Mais le roi ne paraît pas pour autant proche de sa fin. Car, à la différence de ses aînés arabes, le président syrien a deux corps : un corps de tyran et un corps de résistant. Le premier se meurt, atteint des mêmes maladies qui ont emporté les Ben Ali et compagnie. Tandis que le second rayonne, incarnant une aspiration nationale qui se nourrit de la nostalgie d'une Syrie naturelle charcutée par les vilains accords de Sykes-Picot en 1916 (qui ont remodelé le Moyen-Orient).

Le premier est honni dans la mesure où il est associé à un régime qui a poussé la répression jusqu'à l'anthropophagie et le népotisme jusqu'à l'inceste, alors que le second est l'objet d'une certaine fierté nationale. Une fierté plus ou moins bien assumée, née de l'humiliation accumulée depuis la défaite arabe de juin 1967, qui fait du jeune chef aux yeux bleus, généralissime de son état, le seul dirigeant arabe capable de tenir tête au vieux chef croisé, George W. Bush. Le seul dirigeant arabe, aussi, à soutenir les guérillas suicidaires du Hezbollah et du Hamas, censées ouvrir la voie à la libération de Jérusalem. Le seul dirigeant arabe, enfin, à prétendre oeuvrer à l'avènement d'une nation arabe une et indivisible, débarrassée de l'entité sioniste.

Le roi n'est donc pas près de mourir. Il devra juste dissimuler son corps de tyran malade en revêtant celui du résistant assiégé dans le Massada syrien qu'il s'est construit à sa mesure. Et il est à craindre que tout le monde lui vienne en aide, encore une fois, dans l'intérêt bien compris de chacun. Les Américains, les Européens et les Israéliens s'y emploieront avec tact et serviabilité pour ne pas risquer un embrasement de la région orchestré par l'axe Téhéran-Damas-Hezbollah-Hamas, alors même que le front libyen demeure grand ouvert. Quant aux Syriens, ils devraient alors s'y résigner, parce qu'ils se doutent bien que le régime des Assad ne peut se rendre qu'à un seul prix : l'implosion de la République syrienne, cette entité aux ressorts douteux, improvisée par la France coloniale en 1941, dont les Syriens se sont échinés depuis lors à faire une nation viable qui réponde un tant soit peu à leur aspiration nationale.

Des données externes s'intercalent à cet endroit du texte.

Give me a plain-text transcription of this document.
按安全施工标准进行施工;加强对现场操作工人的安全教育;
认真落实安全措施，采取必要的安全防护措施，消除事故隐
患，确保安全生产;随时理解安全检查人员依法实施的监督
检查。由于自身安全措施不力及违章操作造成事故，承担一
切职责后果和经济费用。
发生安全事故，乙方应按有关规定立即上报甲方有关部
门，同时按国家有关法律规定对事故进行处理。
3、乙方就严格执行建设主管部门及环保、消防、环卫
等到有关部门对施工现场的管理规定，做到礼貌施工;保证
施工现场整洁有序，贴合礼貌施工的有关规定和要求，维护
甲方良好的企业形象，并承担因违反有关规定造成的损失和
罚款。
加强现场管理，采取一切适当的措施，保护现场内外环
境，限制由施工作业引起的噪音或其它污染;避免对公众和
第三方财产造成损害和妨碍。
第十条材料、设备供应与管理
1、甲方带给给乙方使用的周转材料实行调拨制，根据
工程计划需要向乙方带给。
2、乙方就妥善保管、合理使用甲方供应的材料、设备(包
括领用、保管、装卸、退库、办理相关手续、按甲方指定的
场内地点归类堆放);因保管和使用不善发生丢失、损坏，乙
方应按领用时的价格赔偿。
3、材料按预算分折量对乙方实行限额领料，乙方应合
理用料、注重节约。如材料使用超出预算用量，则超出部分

Pour avoir été détournée, dénaturée, avilie, cette aspiration nationale n'en est pas moins chevillée à l'âme des Syriens. C'est elle, en tout cas, qui les a amenés à se résigner à la dictature du parti Baas, au risque de perdre leur âme. Mais les jeunes manifestants qui bravent la loi d'exception décrétée par des putschistes du Baas au siècle dernier semblent moins résignés que leurs pères, si l'on en croit leurs slogans qui dénoncent aussi bien le régime syrien que ses principaux compères anti-israéliens, l'Iran et le Hezbollah. Mais que l'on ne s'y trompe pas ! Car ces mêmes jeunes gens accusent aussi l'armée de haute trahison, lui reprochant d'avoir déserté le front du Golan occupé pour défendre un régime illégitime.

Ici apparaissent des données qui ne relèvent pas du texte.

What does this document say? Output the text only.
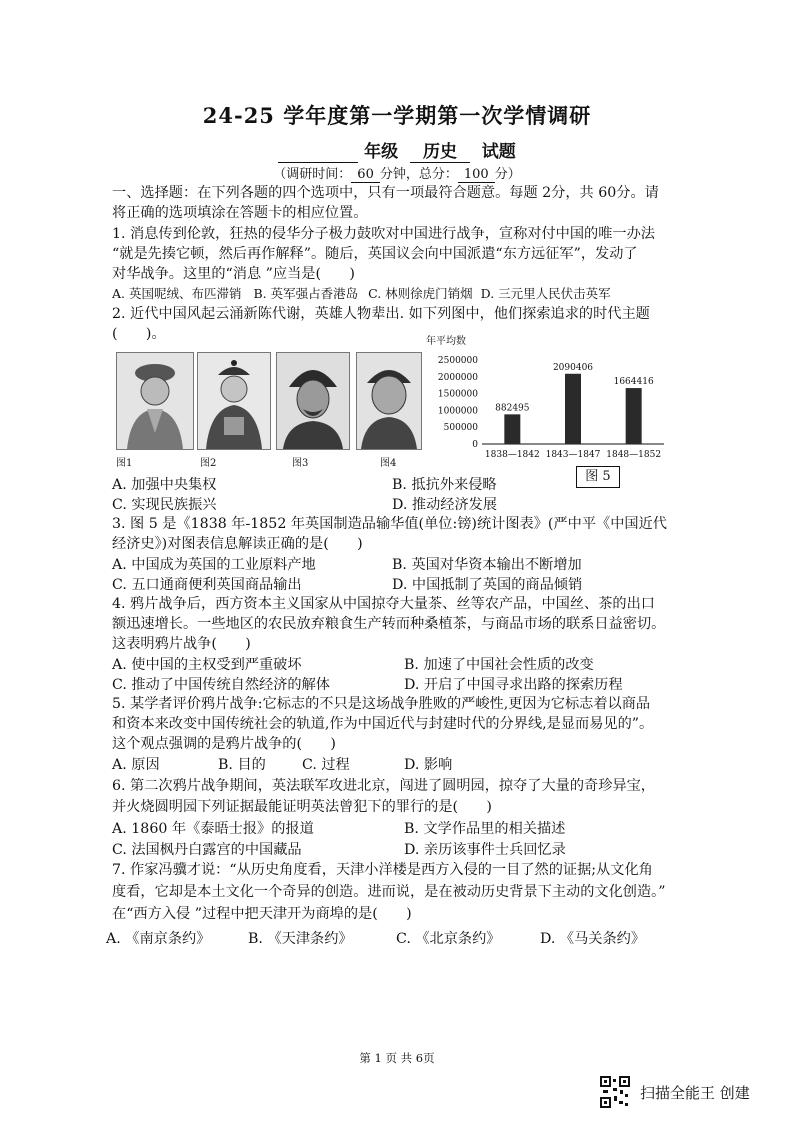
24-25 学年度第一学期第一次学情调研
年级 历史 试题
（调研时间： 60 分钟，总分： 100 分）
一、选择题：在下列各题的四个选项中，只有一项最符合题意。每题 2分，共 60分。请
将正确的选项填涂在答题卡的相应位置。
1. 消息传到伦敦，狂热的侵华分子极力鼓吹对中国进行战争，宣称对付中国的唯一办法
“就是先揍它顿，然后再作解释”。随后，英国议会向中国派遣“东方远征军”，发动了
对华战争。这里的“消息 ”应当是(　　)
A. 英国呢绒、布匹滞销 B. 英军强占香港岛 C. 林则徐虎门销烟 D. 三元里人民伏击英军
2. 近代中国风起云涌新陈代谢，英雄人物辈出. 如下列图中，他们探索追求的时代主题
(　　)。
图1	图2	图3	图4
年平均数
2500000
2000000
1500000
1000000
500000
0
882495
1838—1842
2090406
1843—1847
1664416
1848—1852
图 5
A. 加强中央集权	B. 抵抗外来侵略
C. 实现民族振兴	D. 推动经济发展
3. 图 5 是《1838 年-1852 年英国制造品输华值(单位:镑)统计图表》(严中平《中国近代
经济史》)对图表信息解读正确的是(　　)
A. 中国成为英国的工业原料产地	B. 英国对华资本输出不断增加
C. 五口通商便利英国商品输出	D. 中国抵制了英国的商品倾销
4. 鸦片战争后，西方资本主义国家从中国掠夺大量茶、丝等农产品，中国丝、茶的出口
额迅速增长。一些地区的农民放弃粮食生产转而种桑植茶，与商品市场的联系日益密切。
这表明鸦片战争(　　)
A. 使中国的主权受到严重破坏	B. 加速了中国社会性质的改变
C. 推动了中国传统自然经济的解体	D. 开启了中国寻求出路的探索历程
5. 某学者评价鸦片战争:它标志的不只是这场战争胜败的严峻性,更因为它标志着以商品
和资本来改变中国传统社会的轨道,作为中国近代与封建时代的分界线,是显而易见的”。
这个观点强调的是鸦片战争的(　　)
A. 原因	B. 目的	C. 过程	D. 影响
6. 第二次鸦片战争期间，英法联军攻进北京，闯进了圆明园，掠夺了大量的奇珍异宝，
并火烧圆明园下列证据最能证明英法曾犯下的罪行的是(　　)
A. 1860 年《泰晤士报》的报道	B. 文学作品里的相关描述
C. 法国枫丹白露宫的中国藏品	D. 亲历该事件士兵回忆录
7. 作家冯骥才说：“从历史角度看，天津小洋楼是西方入侵的一目了然的证据;从文化角
度看，它却是本土文化一个奇异的创造。进而说，是在被动历史背景下主动的文化创造。”
在“西方入侵 ”过程中把天津开为商埠的是(　　)
A. 《南京条约》	B. 《天津条约》	C. 《北京条约》	D. 《马关条约》
第 1 页 共 6页
扫描全能王 创建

Autant dire que le roi ne mourra vraiment que lorsqu'il n'aura plus de corps de rechange à sa disposition, qu'il ne pourra plus prétexter de la libération de quelque territoire national occupé, qu'il n'aura plus de raison d'invoquer la moindre union sacrée. Or tout cela ne dépend pas des enfants qui ont pris l'initiative de rompre les chaînes paternelles de servitude volontaire. Mais de qui donc est-ce que cela dépend ? Cherchez et vous trouverez, répond le sage syrien Moussa Abadi, qui a naguère risqué sa vie pour sauver des enfants de France, traqués par les miliciens d'un généralissime du nom de Pétain...

Je vous écris de France. Ici, le jour de gloire est arrivé depuis bien longtemps déjà. Mais on a du mal à entendre les enfants de l'autre rive de la Méditerranée chahutant leurs rois nus. On se demande plutôt si ces enfants sont barbus ou pas, s'ils vont déferler sur nos campagnes ou pas, s'ils sont favorables à l'Union pour la Méditerranée ou pas. On se donne aussi bonne conscience en se lançant dans une guerre juste contre un tyran libyen à qui on se proposait, hier encore, de vendre des Rafale et des centrales Areva.

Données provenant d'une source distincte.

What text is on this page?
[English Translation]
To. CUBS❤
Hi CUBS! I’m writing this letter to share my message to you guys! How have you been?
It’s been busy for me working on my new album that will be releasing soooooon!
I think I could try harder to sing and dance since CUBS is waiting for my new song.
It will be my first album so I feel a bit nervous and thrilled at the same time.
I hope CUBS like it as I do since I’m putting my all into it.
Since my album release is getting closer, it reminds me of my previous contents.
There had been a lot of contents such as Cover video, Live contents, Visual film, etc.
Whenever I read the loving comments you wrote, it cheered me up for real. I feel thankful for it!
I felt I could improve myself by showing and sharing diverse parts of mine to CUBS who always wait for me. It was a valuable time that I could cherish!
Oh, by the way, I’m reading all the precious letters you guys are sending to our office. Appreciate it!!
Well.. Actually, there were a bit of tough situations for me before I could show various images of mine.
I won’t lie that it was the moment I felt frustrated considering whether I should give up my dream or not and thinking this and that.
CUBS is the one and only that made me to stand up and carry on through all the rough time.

Pour ce qui est du tyran syrien, on attendra encore davantage avant de retourner sa veste. Car les affaires de l'Orient sont bien plus compliquées qu'il n'y paraît, voyez-vous. Et nous ne sommes plus au temps où les Lumières faisaient le voyage de Syrie pour mieux dénoncer la tyrannie en France."

Charif Kiwan, réalisateur. Source : Le Monde, édition du 1er avril 2011.